Um jovem: Padre, eu me chamo Giacomo. Na realidade, eu não estou sozinho aqui hoje, mas trago um grande número de meninos, que são os meninos da Liga Missionária de Estudantes. É um movimento um pouco de transversal. Por isso um pouco de todos os colégios tem um pouco da Liga Missionária de Estudantes. Portanto, Padre, acima de tudo, o meu agradecimento e também de todos os jovens que eu ouvi nestes dias, porque, finalmente, com o senhor, encontramos aquela mensagem de esperança que antes nos sentíamos obrigados a encontrar por todo o mundo. Agora, poder ouvi-lo em nossa casa é algo que para nós é muito poderoso. Acima de tudo, Padre, permita-me dizer, de um lado, de um lugar, essa luz se acendeu neste lugar onde nós, jovens, realmente começávamos a perder a esperança. Portanto, obrigado, porque o senhor chegou realmente ao fundo. A minha pergunta é esta, Padre: nós, como o senhor bem sabe a partir da sua experiência, aprendemos a experimentar, a conviver com muitos tipos de pobreza, que são a pobreza material – penso na pobreza do nosso convênio com o Quênia –, que são a pobreza espiritual – penso na Romênia, penso nas chagas das vicissitudes políticas, penso no alcoolismo. Então, Padre, eu quero lhe perguntar: como podemos nós, jovens, conviver com essa pobreza? Como devemos nos comportar?

Santo Padre: Acima de tudo, gostaria de dizer uma coisa a todos vocês, jovens: não deixem que roubem a esperança de vocês! Por favor, não deixem que a roubem! E quem te rouba a esperança? O espírito do mundo, as riquezas, o espírito da vaidade, a soberba, o orgulho. Todas essas coisas te roubam a esperança. Onde eu encontro a esperança? Em Jesus pobre, Jesus que se fez pobre por nós. E tu falaste em pobreza. A pobreza nos chama a semear esperança, para que eu também tenha mais esperança. Isso parece um pouco difícil de entender, mas eu lembro que o padre Arrupe, uma vez, escreveu uma carta boa aos Centros de pesquisas sociais, aos Centros sociais da Companhia. Ele falava de como se deve estudar o problema social. Mas, no fim, ele nos dizia, dizia a todos nós: "Vejam, não se pode falar de pobreza sem ter a experiência com os pobres". Tu falaste do convênio com o Quênia: a experiência com os pobres. Não se pode falar de pobreza, de pobreza abstrata, ela não existe! A pobreza é a carne de Jesus pobre, naquela criança que tem fome, naquela que está doente, naquelas estruturas sociais que são injustas. Ir, olhar lá a carne de Jesus.
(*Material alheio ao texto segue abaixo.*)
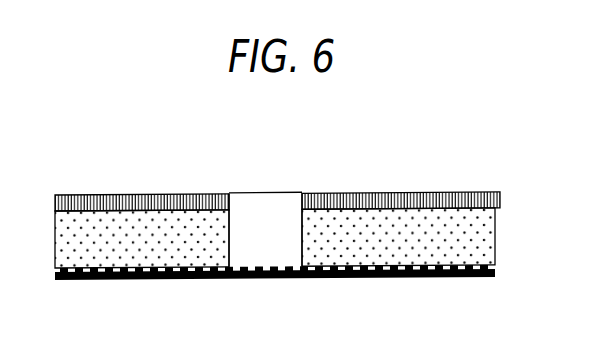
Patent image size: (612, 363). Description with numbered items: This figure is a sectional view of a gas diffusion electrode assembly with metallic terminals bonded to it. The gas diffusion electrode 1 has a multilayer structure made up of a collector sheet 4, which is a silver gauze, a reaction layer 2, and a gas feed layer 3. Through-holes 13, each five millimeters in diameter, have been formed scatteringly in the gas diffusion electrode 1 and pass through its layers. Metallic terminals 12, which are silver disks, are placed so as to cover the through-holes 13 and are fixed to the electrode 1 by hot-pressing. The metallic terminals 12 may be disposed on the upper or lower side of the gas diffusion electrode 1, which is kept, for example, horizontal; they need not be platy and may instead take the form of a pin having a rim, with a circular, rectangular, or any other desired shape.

The gas diffusion electrode 1 is at (308, 232).
The reaction layer 2 is at (500, 197).
The gas feed layer 3 is at (496, 242).
The collector sheet 4 is at (275, 305).
The metallic terminal 12 is at (262, 281).
The through-hole 13 is at (288, 214).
Mas não deixe que roubem a sua esperança pelo bem-estar, pelo espírito do bem-estar que, no fim, te leva a se tornar um nada na vida! O jovem devem apostar nos altos ideais: esse é o conselho. Mas a esperança, onde a encontro? Na carne de Jesus sofredor e na verdadeira pobreza. Há uma ligação entre as duas. Obrigado.

Agora dou a todos, a todos vocês, às suas famílias, a todos, a Bênção do Senhor.